However, in non-photosynthetic cells the process is different. One way to generate NADPH is the pentose phosphate pathway. The pentose phosphate pathway begins with the oxidation of glucose 6-phosphate (G6P) by G6P dehydrogenase, which protonates NADP+ to give 6-phosphoglucono-1,5-lactone. It also results in generation of NADPH almost immediately after the start of the pathway. The gluconolactonase converts this to 6-phosphogluconate by releasing a proton from water, before 6-phosphogluconate dehydrogenase converts this to ribulose-5-phosphate. This stage also forms NADPH, as well as carbon dioxide. The reaction pathway continues towards the 3-carbon sugars of glycolysis, but with no more generation of NADPH. This process is not only needed in non-photosynthetic cells, but also occurs in photosynthetic cells and even often in the chloroplasts of these cells where photosynthesis also occurs, or other plastids within plant cells.
Furthermore, the transmembrane movement of malate and certain amino acids can also generate NADPH.
How and where are ketone bodies (a) synthesised AND (b) utilised?

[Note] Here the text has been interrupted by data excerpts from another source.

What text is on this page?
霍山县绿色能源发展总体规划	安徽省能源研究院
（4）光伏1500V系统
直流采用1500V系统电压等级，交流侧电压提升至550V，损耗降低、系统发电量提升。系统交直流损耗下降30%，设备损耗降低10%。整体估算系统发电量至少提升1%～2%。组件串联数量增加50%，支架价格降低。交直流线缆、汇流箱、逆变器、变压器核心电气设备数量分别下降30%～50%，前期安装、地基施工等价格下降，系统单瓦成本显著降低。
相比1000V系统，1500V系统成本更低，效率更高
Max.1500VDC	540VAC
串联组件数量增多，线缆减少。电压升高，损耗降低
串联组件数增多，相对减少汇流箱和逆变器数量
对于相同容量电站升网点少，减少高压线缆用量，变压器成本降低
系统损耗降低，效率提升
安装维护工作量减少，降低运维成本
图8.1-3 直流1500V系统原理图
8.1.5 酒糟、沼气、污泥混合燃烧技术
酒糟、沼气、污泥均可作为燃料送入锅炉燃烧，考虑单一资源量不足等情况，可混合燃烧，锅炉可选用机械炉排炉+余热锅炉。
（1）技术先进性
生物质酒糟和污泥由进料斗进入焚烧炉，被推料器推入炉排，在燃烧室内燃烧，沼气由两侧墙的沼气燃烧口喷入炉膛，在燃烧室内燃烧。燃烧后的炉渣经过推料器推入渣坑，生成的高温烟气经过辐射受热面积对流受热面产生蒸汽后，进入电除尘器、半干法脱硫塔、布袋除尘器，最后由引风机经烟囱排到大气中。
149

Ketone bodies are primarily produced in the mitochondria of liver cells. They are synthesised in order to be transported for transport of acetyl-CoA so that all of these acetyl units can be oxidised – for example, during starvation, gluconeogenesis depletes the supply of oxaloacetate which means that it cannot be used to combine with acetyl-CoA. Therefore, acetyl-CoA resulting from fatty acid breakdown must be oxidised in another way, in this case by conversion to ketone bodies. The ketone bodies are acetone, D-3-hydroxybutyrate and acetoacetate, and these are three water-soluble molecules which can pass through the blood-brain barrier (which acetyl-CoA cannot) and be used to make long-chain fatty acids in the brain cells. Ketone bodies are formed when fatty acids are released by adipose tissue to be transported to the liver, where they are first converted to acetyl-CoA in the mitochondria and then exported as acetoacetate.
Three steps convert acetyl-CoA to acetoacetate. First, acetoacetyl-CoA is formed via condensation of two acetyl-CoA molecules, releasing CoA in a reaction which is catalysed by 3-thiolase – an enzyme which catalyses bond splitting and forming by sulphur. This reaction has an unfavourable equilibrium and is driven by the highly favourable equilibrium of the next reaction. Another acetyl-CoA, again, reacts with this product as well as water, releasing the CoA from the acetyl-CoA to dorm 3-hydroxy-3-methyl-glutaryl CoA (HMG-CoA) by action of HMG-CoA synthase. This product is then cleaved to give acetoacetate, one of the three ketone bodies, and acetyl-CoA. Therefore, the sum of these reactions is as follows:
2Acetyl-CoA + H2O → Acetoacetate + 2CoA + H+
Acetoacetate can be and is often used in order to form the other two ketone bodies, acetone and D-3-hydroxybutyrate (D3HB). It can be reduced in the mitochondrial matrix by D3HB dehydrogenase, which oxidises NADH in the process and so therefore the rate of formation and the ratio of acetoacetate/D3HB concentrations in the mitochondria depends largely on the NADH/NAD+ ratio.
Furthermore, acetoacetate can also decarboxylate to give acetone, the third ketone body, but this spontaneous process is slow and only occurs gradually over time.
Utilisation of ketone bodies occurs as they are the major fuel in some tissues. After synthesis in the liver mitochondria, they diffuse into the blood to be transported to other tissues such as the heart - in which acetoacetate is actually preferred to glucose as a fuel. This is generally not true in the brain, however, and so ketone bodies are only required in the brain in great concentrations when the body is glucose-deficient i.e. during times of starvation, but also as the primary source of energy in the renal cortex. It is in these cells that ketone bodies are converted to acetyl-CoA so that this can enter the TCA cycle. This conversion occurs when acetoacetate receives a CoA group from succinyl-CoA via catalysis by CoA transferase to give acetoacyl-CoA. This is then cleaved by thiolase to yield two molecules of acetyl-CoA, as this is the molecule needed for entry into the TCA cycle in order to generate NADH and FADH for use in oxidative phosphorylation to generate ATP. When the demand for acetyl-CoA becomes high in these cells, ketone bodies are transported to them instead of acetyl-CoA because the CoA transferase enzyme is not present in liver mitochondria so this must occur in the energy-requiring cell. Therefore, the ketone bodies act as a water-soluble, transportable form of acetyl units.